Ведь он, Лев Николаевич, сам мучился. Сам искал. Сам, очевидно, н е з н а л до конца. А и на самом деле: где она истина, в чем?
Оля появилась на площади, Голосов увидел ее и машинально посмотрел на часы: половина четвертого. Улыбаясь, Оля подошла и сказала, что ее задержала мама, но теперь она свободна до вечера. Правда, есть еще одно обстоятельство…
– Какое? – спросил Голосов.
Оказывается, беда у ее подруги, Светы. Она поссорилась со своим Володей…
– Ну и что? – спросил Голосов.
А то, что, может быть, придется им с Голосовым зайти к Свете на часок.
Что-то тут было не то, Голосов сразу почувствовал. И в выражении лица, и в словах ее была опять какая-то ложь.
– Что же у них произошло? – спросил он, внимательно глядя на Олю.
– Да так, поругались. Но серьезно. Он ушел, хлопнув дверью, а Светка в растрепанных чувствах, – ответила Оля, живо посмотрев на него, но тотчас отведя глаза.
– Ну и что же? Разве они не разберутся сами? Зачем же мы-то нужны? У нас с тобой ведь так мало времени.
Голосов не отводил глаз, и Оля потупилась, покраснев.
– Не знаю, – сказала. – Все-таки надо будет зайти.
Они уже поднялись по лестнице, и Голосов отпирал дверь своей комнаты.
– А кофе можно? Может быть, ты сходишь за кофе? – попросила тотчас Оля, едва вошли.
Мельком глянув на часы, Голосов направился вниз, за кофе.
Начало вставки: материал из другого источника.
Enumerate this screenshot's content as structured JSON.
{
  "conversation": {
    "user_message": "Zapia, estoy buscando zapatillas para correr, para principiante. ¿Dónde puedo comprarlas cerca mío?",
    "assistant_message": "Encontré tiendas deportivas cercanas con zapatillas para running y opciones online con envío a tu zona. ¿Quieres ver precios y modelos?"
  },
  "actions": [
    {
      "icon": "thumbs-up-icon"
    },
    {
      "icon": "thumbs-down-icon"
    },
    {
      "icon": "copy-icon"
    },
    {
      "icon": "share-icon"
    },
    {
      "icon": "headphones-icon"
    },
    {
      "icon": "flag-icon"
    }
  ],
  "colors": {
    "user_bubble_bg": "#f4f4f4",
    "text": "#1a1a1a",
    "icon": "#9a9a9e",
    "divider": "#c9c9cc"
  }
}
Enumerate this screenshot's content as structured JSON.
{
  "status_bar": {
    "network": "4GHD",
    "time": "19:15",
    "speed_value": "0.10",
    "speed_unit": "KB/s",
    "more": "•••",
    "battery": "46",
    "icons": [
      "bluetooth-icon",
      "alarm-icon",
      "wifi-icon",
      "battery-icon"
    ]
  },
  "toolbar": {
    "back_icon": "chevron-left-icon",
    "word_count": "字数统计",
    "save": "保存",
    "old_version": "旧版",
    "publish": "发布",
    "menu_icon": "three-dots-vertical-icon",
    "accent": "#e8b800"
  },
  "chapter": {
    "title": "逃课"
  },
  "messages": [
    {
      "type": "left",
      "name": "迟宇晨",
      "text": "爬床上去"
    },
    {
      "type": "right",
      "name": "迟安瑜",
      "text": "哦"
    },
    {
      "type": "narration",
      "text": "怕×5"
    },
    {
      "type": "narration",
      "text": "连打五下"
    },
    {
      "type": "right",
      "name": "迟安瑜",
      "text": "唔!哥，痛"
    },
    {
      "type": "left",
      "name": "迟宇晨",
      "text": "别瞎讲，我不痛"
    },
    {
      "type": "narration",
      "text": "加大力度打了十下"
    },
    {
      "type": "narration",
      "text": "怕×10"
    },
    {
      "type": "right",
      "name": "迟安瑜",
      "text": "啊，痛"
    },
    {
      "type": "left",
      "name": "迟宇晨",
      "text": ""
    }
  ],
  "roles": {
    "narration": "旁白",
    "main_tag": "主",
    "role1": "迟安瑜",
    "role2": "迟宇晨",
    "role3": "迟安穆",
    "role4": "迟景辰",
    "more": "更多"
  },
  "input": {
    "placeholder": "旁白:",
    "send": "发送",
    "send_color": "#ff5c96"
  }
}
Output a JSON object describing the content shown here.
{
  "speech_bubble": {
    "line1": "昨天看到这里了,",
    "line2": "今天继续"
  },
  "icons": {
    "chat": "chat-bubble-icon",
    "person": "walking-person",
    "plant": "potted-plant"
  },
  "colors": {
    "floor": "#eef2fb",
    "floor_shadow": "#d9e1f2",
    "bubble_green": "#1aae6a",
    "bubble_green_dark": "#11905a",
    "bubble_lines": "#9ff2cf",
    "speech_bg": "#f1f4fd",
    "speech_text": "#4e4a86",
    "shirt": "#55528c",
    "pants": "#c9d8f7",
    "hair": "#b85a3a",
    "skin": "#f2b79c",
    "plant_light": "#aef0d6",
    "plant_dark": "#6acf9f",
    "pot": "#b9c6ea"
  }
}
Принес. Оля сидела в кресле, положив ногу на ногу. Курила. На столике стояла бутылка сухого вина, которую она, очевидно, вытащила из сумочки.
– Спасибо, – сказал он как-то машинально и принялся открывать бутылку.
– Другого нигде нет у нас, а это вот нашла, – сказала она, улыбаясь.
Но пить отказалась.
– Почему же? – спросил он. – Зачем ты тогда принесла? Ты же знаешь, что я не любитель. Зачем же…
– Извините, я просто не могу, на меня вино плохо действует. Пожалуйста, пейте один, – сказала она, опять внезапно переходя на «вы».
Она сидела в кресле, улыбаясь, смотрела на него. Красивая взрослая женщина. Собранная, светски любезная, отчужденная. Самостоятельная. Казалось немыслимым сейчас подойти к ней. Как будто бы и не было ничего между ними.
И тут зазвонил телефон.
– Возьмите трубку, это, наверное, Володя, – сказала Оля.
Голосов взял.
– Володя, это вы? – раздался в трубке тоненький женский голосок. – Это Светлана. Оля у вас? Позовите ее, пожалуйста, на минутку.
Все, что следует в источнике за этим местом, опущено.